Même si je n'ai vu que 3 de ses films, Tomotaka Tasaka est l'un des cinéastes japonais "classiques" qui me semblent bien trop méconnus en occident. C'était donc avec impatience que j'ai découvert ce film très réputé et loué par les critiques de l'époque. Et il faut vraiment réussir à se mettre dans la peau d'un spectateur de l'époque pour pleinement apprécier ce film qui a pris un sérieux coup de vieux il faut avouer : l’interprétation est plutôt rigide, il n'a pratiquement pas de vrais enjeux dramatiques durant la première moitié, patriotisme envahissant, absence de contexte géo-politique, une narration sans progression... Les personnages paraissent donc beaucoup désincarnés pour un rythme languissant.
Voilà, c'est plutôt compliqué pour un spectateur de 2018. Il y a 80 ans en revanche, le film était plus original, voire atypique, dans son approche du film de guerre. Bien que nationaliste (et impérialiste), le film n'est jamais belliqueux (les ennemis chinois ne sont que des lointaines silhouettes et on ne compte que deux morts en hors-champ) et ne glorifie jamais le militarisme. Cela dit d'après Tadao Sato, il semble que les films de propagandes japonais de l'époque étaient assez différents de ce qu'on pouvait imaginer mais il n'en demeure pas moins que Les cinq éclaireurs fut le premier à adopter ce ton et cette approche.
L'accent est mis sur l'attente, le doute, la frustration et surtout l'amitié. La fraternité est vraiment mise en avance et c'est tout le régiment qui forme à l'unisson un battement de cœur à la respiration suspendue en espérant que les éclaireurs rentrent vivant. Et ça ne devait pas être courant de voir des officiers bienveillant, encourageant leur blessés à partir se faire soigner plutôt que de se sacrifier inutilement sur le chant de bataille. De même, je ne suis pas sur qu'il était d'usage de montrer des soldats fragiles, fuyant devant l’ennemi et pleurant facilement, submergés par des émotions simples.

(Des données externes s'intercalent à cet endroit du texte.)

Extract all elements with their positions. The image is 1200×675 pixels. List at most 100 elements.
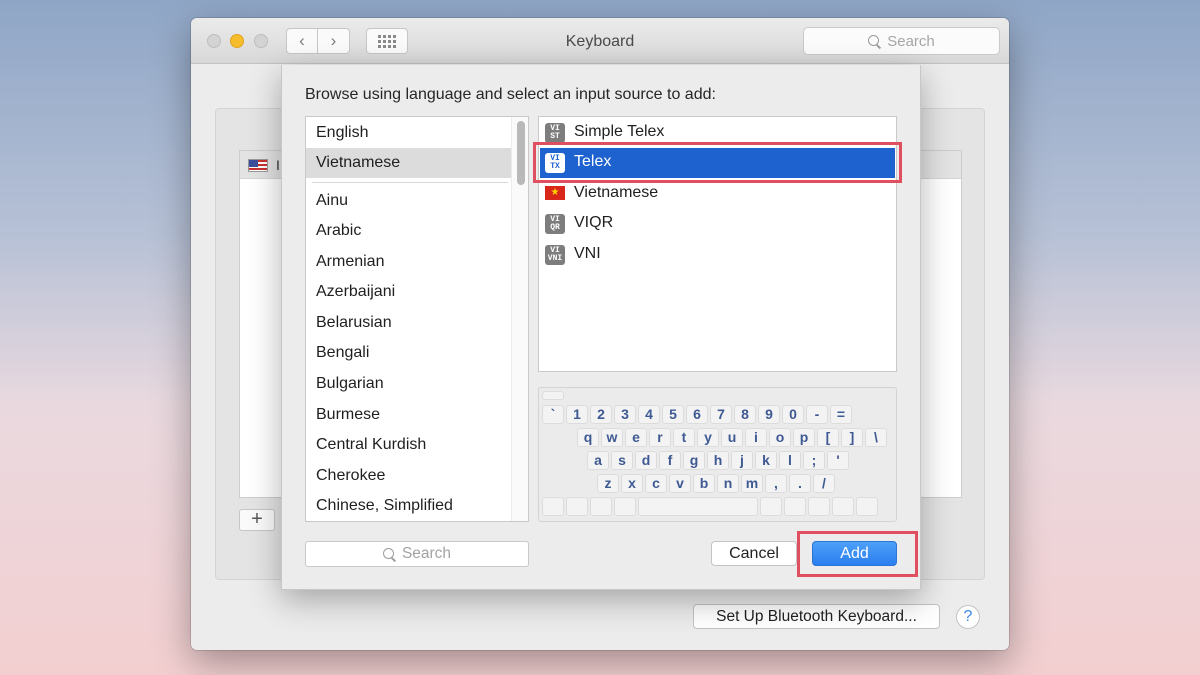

Il y a quelque chose de feutré, de contenu, de profondément dédramatisé dans le traitement à hauteur d'hommes. On peut penser finalement à du Henry King, sans que Tasaka n'atteigne le même lyrisme pudique. Mais ce dernier fait vraiment preuve à plusieurs reprises d'une réelle délicatesse et de chaleur avec quelques plans inspirés (un soldat ramenant des oies vers le campement, la marche des éclaireurs dans les hautes herbes ; le mouvement de caméra final).
Malgré tout, c'est une relative déception au vue de mes attentes et du souvenirs que je garde de Terre et Soldats (1939) qui pourrait presque en être une suite où Tasaka se montre plus à l'aise dans une veine quasi documentariste.